La jolie Mme Bouchard l'écoutait, la tête basse, pelotonnée, montrant son cou délicat sous le bavolet de son chapeau rose. Quand il se fut soulagé, elle se leva, se dirigea vers la porte, sans dire un mot. Mais comme elle sortait, la main sur le bouton, elle leva la tête, et se remit à sourire, en murmurant:

«Il s'appelle Georges Duchesne. Il est commis principal dans la division de mon mari, et veut être sous-chef...

—Non, non!» cria Rougon.

Alors, elle s'en alla, en l'enveloppant d'un long regard méprisant de femme dédaignée. Elle s'attardait, elle traînait sa jupe avec langueur, désireuse de laisser derrière elle le regret de sa possession.

Le ministre entra dans son cabinet d'un air de fatigue. Il avait fait un signe à Merle qui le suivit. La porte était restée entrouverte.

«M. le directeur du Vœu national, que Son Excellence a fait demander, vient d'arriver, dit l'huissier à demi-voix.

—Très bien! répondit Rougon. Mais je recevrai auparavant les fonctionnaires qui sont là depuis longtemps.» A ce moment, un valet de chambre parut à la porte conduisant aux appartements particuliers. Il annonça que le déjeuner était prêt et que Mme Delestang attendait Son Excellence au salon. Le ministre s'était avancé vivement.

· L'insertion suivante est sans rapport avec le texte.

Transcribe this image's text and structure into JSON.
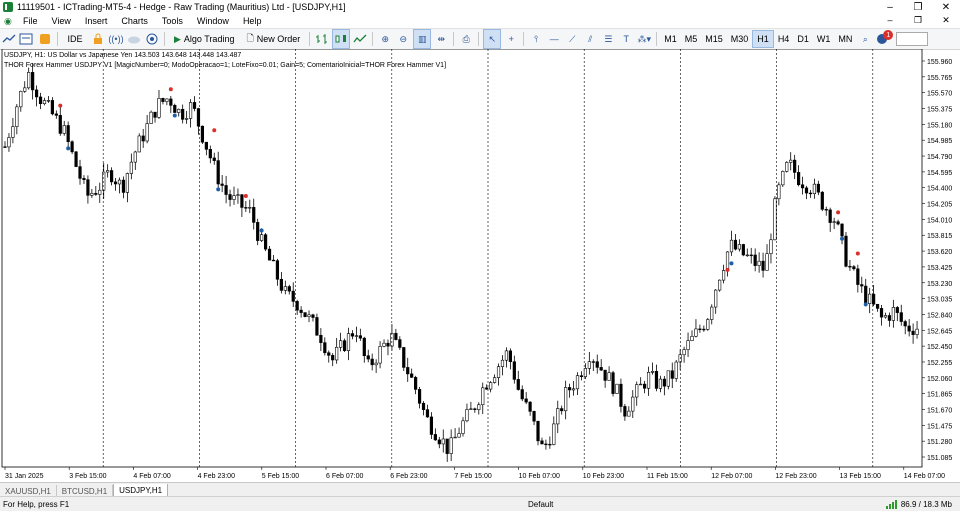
{
  "window": {
    "title": "11119501 - ICTrading-MT5-4 - Hedge - Raw Trading (Mauritius) Ltd - [USDJPY,H1]",
    "controls": [
      "–",
      "❐",
      "✕"
    ]
  },
  "menu": {
    "items": [
      "File",
      "View",
      "Insert",
      "Charts",
      "Tools",
      "Window",
      "Help"
    ],
    "mdi_controls": [
      "–",
      "❐",
      "✕"
    ]
  },
  "toolbar": {
    "ide_label": "IDE",
    "algo_trading_label": "Algo Trading",
    "new_order_label": "New Order",
    "timeframes": [
      "M1",
      "M5",
      "M15",
      "M30",
      "H1",
      "H4",
      "D1",
      "W1",
      "MN"
    ],
    "active_timeframe": "H1",
    "notification_count": "1"
  },
  "chart": {
    "symbol_line": "USDJPY, H1:  US Dollar vs Japanese Yen  143.503 143.648 143.448 143.487",
    "ea_line": "THOR Forex Hammer USDJPY V1 [MagicNumber=0; ModoOperacao=1; LoteFixo=0.01; Gain=5; ComentarioInicial=THOR Forex Hammer V1]",
    "colors": {
      "bull": "#ffffff",
      "bear": "#000000",
      "grid": "#000000",
      "buy_marker": "#1f5fa8",
      "sell_marker": "#d9302c"
    }
  },
  "chart_data": {
    "type": "candlestick",
    "symbol": "USDJPY",
    "timeframe": "H1",
    "ylim": [
      150.9,
      155.99
    ],
    "price_ticks": [
      "155.960",
      "155.765",
      "155.570",
      "155.375",
      "155.180",
      "154.985",
      "154.790",
      "154.595",
      "154.400",
      "154.205",
      "154.010",
      "153.815",
      "153.620",
      "153.425",
      "153.230",
      "153.035",
      "152.840",
      "152.645",
      "152.450",
      "152.255",
      "152.060",
      "151.865",
      "151.670",
      "151.475",
      "151.280",
      "151.085"
    ],
    "time_ticks": [
      "31 Jan 2025",
      "3 Feb 15:00",
      "4 Feb 07:00",
      "4 Feb 23:00",
      "5 Feb 15:00",
      "6 Feb 07:00",
      "6 Feb 23:00",
      "7 Feb 15:00",
      "10 Feb 07:00",
      "10 Feb 23:00",
      "11 Feb 15:00",
      "12 Feb 07:00",
      "12 Feb 23:00",
      "13 Feb 15:00",
      "14 Feb 07:00"
    ],
    "close_path": [
      154.8,
      155.3,
      155.7,
      155.4,
      155.2,
      155.0,
      154.6,
      154.2,
      154.3,
      154.5,
      154.3,
      154.7,
      155.0,
      155.3,
      155.4,
      155.2,
      155.3,
      154.9,
      154.5,
      154.2,
      154.1,
      154.0,
      153.6,
      153.3,
      153.0,
      152.9,
      152.7,
      152.5,
      152.2,
      152.4,
      152.6,
      152.1,
      152.3,
      152.5,
      152.2,
      151.9,
      151.5,
      151.3,
      151.1,
      151.4,
      151.6,
      151.9,
      152.1,
      152.3,
      151.8,
      151.5,
      151.1,
      151.4,
      151.8,
      152.0,
      152.3,
      152.1,
      151.9,
      151.6,
      151.8,
      152.0,
      151.9,
      152.0,
      152.3,
      152.5,
      152.7,
      153.2,
      153.6,
      153.5,
      153.4,
      153.3,
      154.2,
      154.6,
      154.4,
      154.3,
      154.1,
      153.9,
      153.4,
      153.1,
      152.9,
      152.7,
      152.8,
      152.6,
      152.6
    ]
  },
  "tabs": [
    "XAUUSD,H1",
    "BTCUSD,H1",
    "USDJPY,H1"
  ],
  "active_tab": "USDJPY,H1",
  "status": {
    "help": "For Help, press F1",
    "profile": "Default",
    "traffic": "86.9 / 18.3 Mb"
  }
}
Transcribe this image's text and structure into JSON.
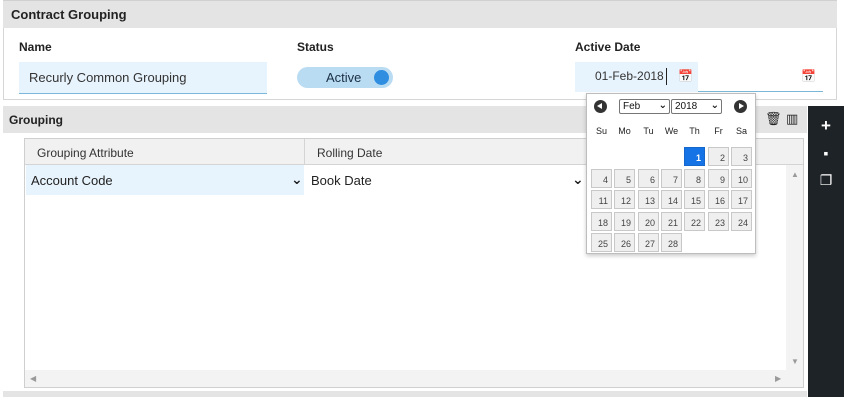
{
  "contract_grouping": {
    "title": "Contract Grouping",
    "name_label": "Name",
    "name_value": "Recurly Common Grouping",
    "status_label": "Status",
    "status_value": "Active",
    "active_date_label": "Active Date",
    "active_date_value": "01-Feb-2018"
  },
  "grouping": {
    "title": "Grouping",
    "columns": [
      "Grouping Attribute",
      "Rolling Date"
    ],
    "row": {
      "attribute": "Account Code",
      "rolling_date": "Book Date"
    }
  },
  "calendar": {
    "month": "Feb",
    "year": "2018",
    "weekdays": [
      "Su",
      "Mo",
      "Tu",
      "We",
      "Th",
      "Fr",
      "Sa"
    ],
    "selected_day": "1",
    "first_weekday_index": 4,
    "days": [
      "1",
      "2",
      "3",
      "4",
      "5",
      "6",
      "7",
      "8",
      "9",
      "10",
      "11",
      "12",
      "13",
      "14",
      "15",
      "16",
      "17",
      "18",
      "19",
      "20",
      "21",
      "22",
      "23",
      "24",
      "25",
      "26",
      "27",
      "28"
    ]
  },
  "icons": {
    "calendar": "calendar-icon",
    "delete": "trash-icon",
    "columns": "columns-icon",
    "add": "plus-icon",
    "save": "save-icon",
    "copy": "copy-icon"
  },
  "colors": {
    "accent": "#1673e6",
    "toggle_bg": "#b9dcf3",
    "toggle_knob": "#2f8ee0",
    "input_bg": "#e8f4fd",
    "toolbar_bg": "#1e2327"
  }
}
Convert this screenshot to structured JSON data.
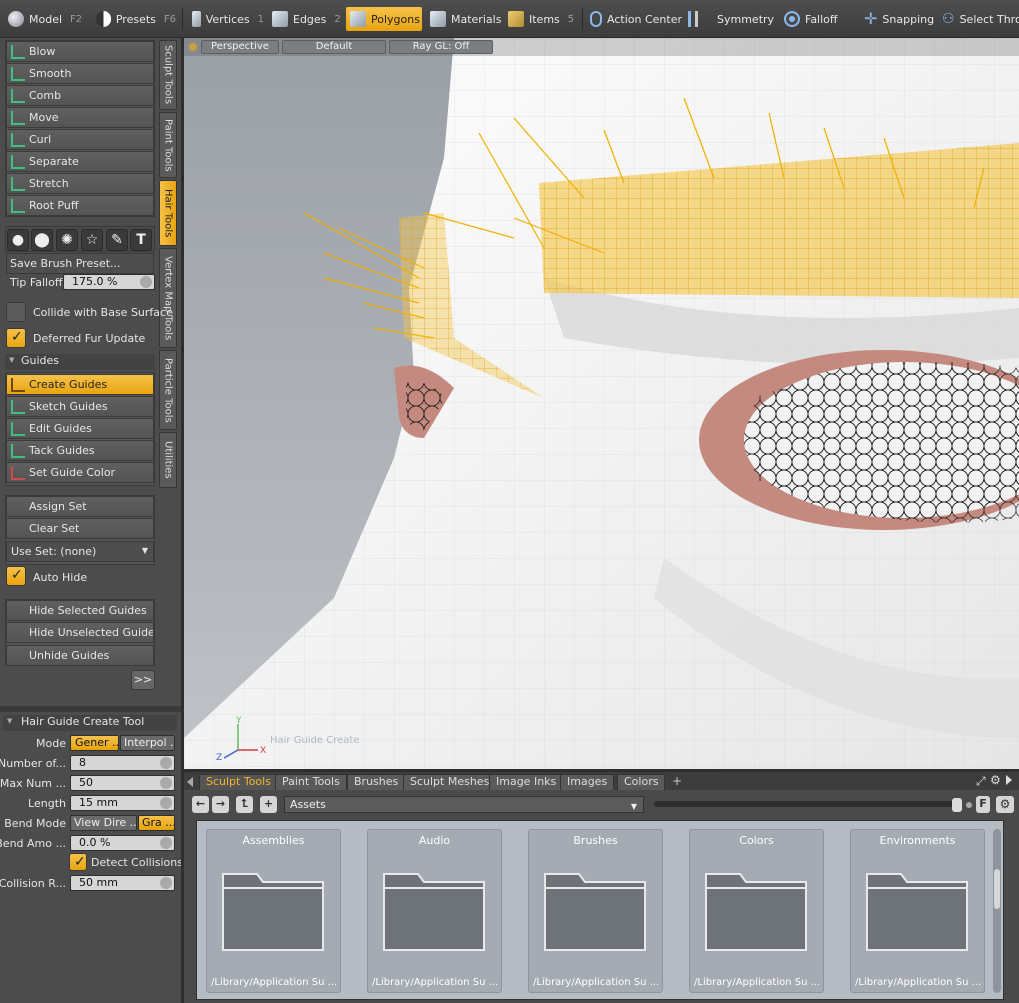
{
  "toolbar": {
    "model": {
      "label": "Model",
      "key": "F2"
    },
    "presets": {
      "label": "Presets",
      "key": "F6"
    },
    "vertices": {
      "label": "Vertices",
      "key": "1"
    },
    "edges": {
      "label": "Edges",
      "key": "2"
    },
    "polygons": {
      "label": "Polygons"
    },
    "materials": {
      "label": "Materials"
    },
    "items": {
      "label": "Items",
      "key": "5"
    },
    "action_center": {
      "label": "Action Center"
    },
    "symmetry": {
      "label": "Symmetry"
    },
    "falloff": {
      "label": "Falloff"
    },
    "snapping": {
      "label": "Snapping"
    },
    "select_through": {
      "label": "Select Throu"
    }
  },
  "side_tabs": [
    "Sculpt Tools",
    "Paint Tools",
    "Hair Tools",
    "Vertex Map Tools",
    "Particle Tools",
    "Utilities"
  ],
  "hair_tools": [
    "Blow",
    "Smooth",
    "Comb",
    "Move",
    "Curl",
    "Separate",
    "Stretch",
    "Root Puff"
  ],
  "brush": {
    "save_preset": "Save Brush Preset...",
    "tip_falloff_label": "Tip Falloff",
    "tip_falloff_value": "175.0 %"
  },
  "options": {
    "collide": "Collide with Base Surface",
    "deferred": "Deferred Fur Update"
  },
  "guides": {
    "section": "Guides",
    "items": [
      "Create Guides",
      "Sketch Guides",
      "Edit Guides",
      "Tack Guides",
      "Set Guide Color"
    ],
    "assign_set": "Assign Set",
    "clear_set": "Clear Set",
    "use_set": "Use Set: (none)",
    "auto_hide": "Auto Hide",
    "hide_selected": "Hide Selected Guides",
    "hide_unselected": "Hide Unselected Guides",
    "unhide": "Unhide Guides",
    "more": ">>"
  },
  "tool_props": {
    "title": "Hair Guide Create Tool",
    "mode_label": "Mode",
    "mode_a": "Gener ...",
    "mode_b": "Interpol ...",
    "number_label": "Number of...",
    "number_value": "8",
    "maxnum_label": "Max Num ...",
    "maxnum_value": "50",
    "length_label": "Length",
    "length_value": "15 mm",
    "bendmode_label": "Bend Mode",
    "bendmode_a": "View Dire ...",
    "bendmode_b": "Gra ...",
    "bendamo_label": "Bend Amo ...",
    "bendamo_value": "0.0 %",
    "detect_collisions": "Detect Collisions",
    "collision_label": "Collision R...",
    "collision_value": "50 mm"
  },
  "viewport": {
    "perspective": "Perspective",
    "default": "Default",
    "raygl": "Ray GL: Off",
    "tool_label": "Hair Guide Create",
    "axis_x": "X",
    "axis_y": "Y",
    "axis_z": "Z"
  },
  "browser": {
    "tabs": [
      "Sculpt Tools",
      "Paint Tools",
      "Brushes",
      "Sculpt Meshes",
      "Image Inks",
      "Images",
      "Colors"
    ],
    "add_tab": "+",
    "assets": "Assets",
    "filter": "F",
    "folders": [
      {
        "title": "Assemblies",
        "path": "/Library/Application Su ..."
      },
      {
        "title": "Audio",
        "path": "/Library/Application Su ..."
      },
      {
        "title": "Brushes",
        "path": "/Library/Application Su ..."
      },
      {
        "title": "Colors",
        "path": "/Library/Application Su ..."
      },
      {
        "title": "Environments",
        "path": "/Library/Application Su ..."
      }
    ]
  },
  "colors": {
    "accent": "#f0b42a",
    "hair": "#f0b000",
    "lid": "#c48a80"
  }
}
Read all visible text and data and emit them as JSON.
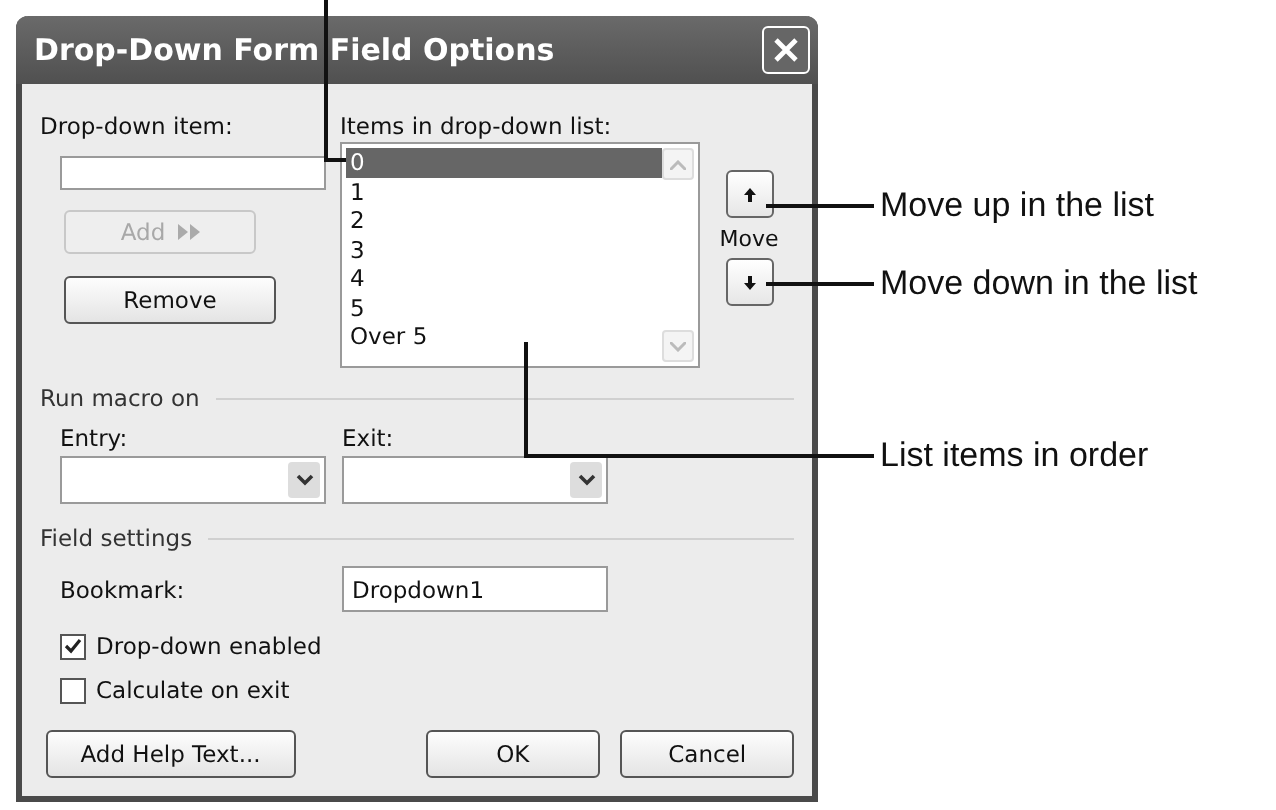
{
  "window": {
    "title": "Drop-Down Form Field Options"
  },
  "drop_down_item": {
    "label": "Drop-down item:"
  },
  "add_button": {
    "label": "Add",
    "disabled": true
  },
  "remove_button": {
    "label": "Remove",
    "disabled": false
  },
  "items_list": {
    "label": "Items in drop-down list:",
    "items": [
      {
        "text": "0",
        "selected": true
      },
      {
        "text": "1",
        "selected": false
      },
      {
        "text": "2",
        "selected": false
      },
      {
        "text": "3",
        "selected": false
      },
      {
        "text": "4",
        "selected": false
      },
      {
        "text": "5",
        "selected": false
      },
      {
        "text": "Over 5",
        "selected": false
      }
    ]
  },
  "move": {
    "label": "Move"
  },
  "run_macro": {
    "heading": "Run macro on",
    "entry": {
      "label": "Entry:"
    },
    "exit": {
      "label": "Exit:"
    }
  },
  "field_settings": {
    "heading": "Field settings",
    "bookmark": {
      "label": "Bookmark:",
      "value": "Dropdown1"
    },
    "checkboxes": [
      {
        "label": "Drop-down enabled",
        "checked": true
      },
      {
        "label": "Calculate on exit",
        "checked": false
      }
    ]
  },
  "buttons": [
    {
      "label": "Add Help Text..."
    },
    {
      "label": "OK"
    },
    {
      "label": "Cancel"
    }
  ],
  "callouts": [
    {
      "text": "Move up in the list"
    },
    {
      "text": "Move down in the list"
    },
    {
      "text": "List items in order"
    }
  ]
}
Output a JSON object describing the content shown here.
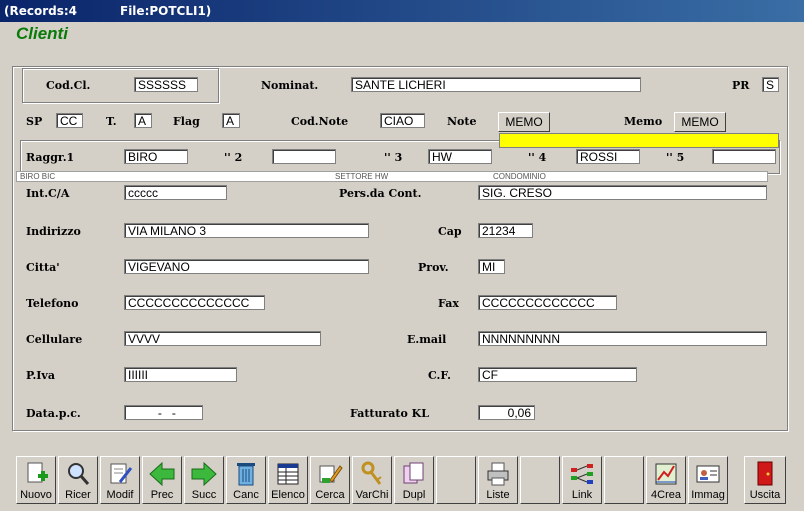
{
  "window": {
    "records": "(Records:4",
    "file": "File:POTCLI1)"
  },
  "app_title": "Clienti",
  "labels": {
    "cod_cl": "Cod.Cl.",
    "nominat": "Nominat.",
    "pr": "PR",
    "sp": "SP",
    "t": "T.",
    "flag": "Flag",
    "cod_note": "Cod.Note",
    "note": "Note",
    "memo": "Memo",
    "raggr1": "Raggr.1",
    "r2": "'' 2",
    "r3": "'' 3",
    "r4": "'' 4",
    "r5": "'' 5",
    "int_ca": "Int.C/A",
    "pers_cont": "Pers.da Cont.",
    "indirizzo": "Indirizzo",
    "cap": "Cap",
    "citta": "Citta'",
    "prov": "Prov.",
    "telefono": "Telefono",
    "fax": "Fax",
    "cellulare": "Cellulare",
    "email": "E.mail",
    "piva": "P.Iva",
    "cf": "C.F.",
    "data_pc": "Data.p.c.",
    "fatturato": "Fatturato KL"
  },
  "fields": {
    "cod_cl": "SSSSSS",
    "nominat": "SANTE LICHERI",
    "pr": "S",
    "sp": "CC",
    "t": "A",
    "flag": "A",
    "cod_note": "CIAO",
    "raggr1": "BIRO",
    "r2": "",
    "r3": "HW",
    "r4": "ROSSI",
    "r5": "",
    "int_ca": "ccccc",
    "pers_cont": "SIG. CRESO",
    "indirizzo": "VIA MILANO 3",
    "cap": "21234",
    "citta": "VIGEVANO",
    "prov": "MI",
    "telefono": "CCCCCCCCCCCCCC",
    "fax": "CCCCCCCCCCCCC",
    "cellulare": "VVVV",
    "email": "NNNNNNNNN",
    "piva": "IIIIII",
    "cf": "CF",
    "data_pc": "  -   -",
    "fatturato": "0,06"
  },
  "memo_buttons": {
    "note": "MEMO",
    "memo": "MEMO"
  },
  "raggr_strip": {
    "a": "BIRO BIC",
    "b": "SETTORE HW",
    "c": "CONDOMINIO"
  },
  "toolbar": [
    {
      "label": "Nuovo",
      "icon": "new-document-icon"
    },
    {
      "label": "Ricer",
      "icon": "search-icon"
    },
    {
      "label": "Modif",
      "icon": "edit-icon"
    },
    {
      "label": "Prec",
      "icon": "arrow-left-icon"
    },
    {
      "label": "Succ",
      "icon": "arrow-right-icon"
    },
    {
      "label": "Canc",
      "icon": "trash-icon"
    },
    {
      "label": "Elenco",
      "icon": "list-icon"
    },
    {
      "label": "Cerca",
      "icon": "find-icon"
    },
    {
      "label": "VarChi",
      "icon": "keys-icon"
    },
    {
      "label": "Dupl",
      "icon": "duplicate-icon"
    },
    {
      "label": "",
      "icon": ""
    },
    {
      "label": "Liste",
      "icon": "printer-icon"
    },
    {
      "label": "",
      "icon": ""
    },
    {
      "label": "Link",
      "icon": "link-icon"
    },
    {
      "label": "",
      "icon": ""
    },
    {
      "label": "4Crea",
      "icon": "create-icon"
    },
    {
      "label": "Immag",
      "icon": "image-icon"
    },
    {
      "label": "Uscita",
      "icon": "exit-door-icon"
    }
  ]
}
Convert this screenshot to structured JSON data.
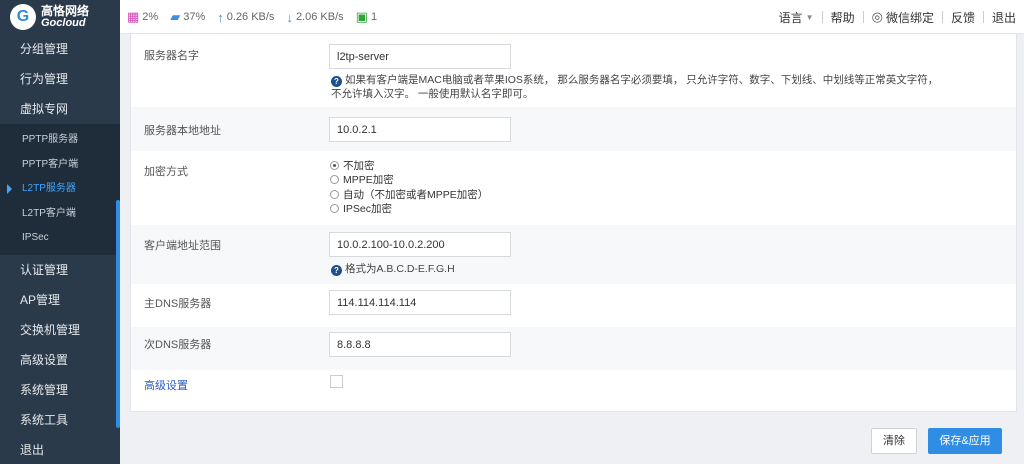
{
  "logo": {
    "mark": "G",
    "cn": "高恪网络",
    "en": "Gocloud"
  },
  "status": {
    "cpu": "2%",
    "memory": "37%",
    "upload": "0.26 KB/s",
    "download": "2.06 KB/s",
    "online_users": "1"
  },
  "topnav": {
    "language": "语言",
    "help": "帮助",
    "wechat": "微信绑定",
    "feedback": "反馈",
    "logout": "退出"
  },
  "sidebar": {
    "items_top": [
      "分组管理",
      "行为管理",
      "虚拟专网"
    ],
    "sub_items": [
      "PPTP服务器",
      "PPTP客户端",
      "L2TP服务器",
      "L2TP客户端",
      "IPSec"
    ],
    "active_sub": "L2TP服务器",
    "items_bottom": [
      "认证管理",
      "AP管理",
      "交换机管理",
      "高级设置",
      "系统管理",
      "系统工具",
      "退出"
    ]
  },
  "form": {
    "server_name": {
      "label": "服务器名字",
      "value": "l2tp-server",
      "hint_line1": "如果有客户端是MAC电脑或者苹果IOS系统， 那么服务器名字必须要填， 只允许字符、数字、下划线、中划线等正常英文字符，",
      "hint_line2": "不允许填入汉字。 一般使用默认名字即可。"
    },
    "local_address": {
      "label": "服务器本地地址",
      "value": "10.0.2.1"
    },
    "encryption": {
      "label": "加密方式",
      "options": [
        "不加密",
        "MPPE加密",
        "自动（不加密或者MPPE加密）",
        "IPSec加密"
      ],
      "selected": "不加密"
    },
    "client_range": {
      "label": "客户端地址范围",
      "value": "10.0.2.100-10.0.2.200",
      "hint": "格式为A.B.C.D-E.F.G.H"
    },
    "primary_dns": {
      "label": "主DNS服务器",
      "value": "114.114.114.114"
    },
    "secondary_dns": {
      "label": "次DNS服务器",
      "value": "8.8.8.8"
    },
    "advanced": {
      "label": "高级设置",
      "checked": false
    }
  },
  "buttons": {
    "clear": "清除",
    "save": "保存&应用"
  },
  "colors": {
    "sidebar_bg": "#2b3a4a",
    "accent": "#2f8de4",
    "link": "#2b5cc3"
  }
}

«Dites qu'on serve! Tant pis! je recevrai plus tard. Je crève de faim.»

Il allongea le cou pour jeter un coup d'œil l'anti-chambre était toujours pleine. Pas un fonctionnaire, pas un solliciteur, n'avait bougé. Les trois préfets causaient dans leur coin; les deux dames, devant la table, s'appuyaient du bout de leurs doigts, un peu lasses; les mêmes têtes, aux mêmes places, demeuraient fixes et muettes, le long des murs, contre les dossiers de velours rouge. Alors, il quitta son cabinet, en donnant à Merle l'ordre de retenir le préfet de la Somme et le directeur du Vœu national.

Mme Rougon, un peu souffrante, était partie la veille pour le Midi, où elle devait passer un mois; elle avait un oncle du côté de Pau. Delestang, chargé d'une mission très importante au sujet d'une question agricole, se trouvait en Italie depuis six semaines. Et c'était ainsi que le ministre, avec lequel Clorinde voulait causer longuement, l'avait invitée à venir déjeuner au ministère, en garçons.

Elle l'attendait patiemment, en feuilletant un traité de droit administratif, qui traînait sur une table.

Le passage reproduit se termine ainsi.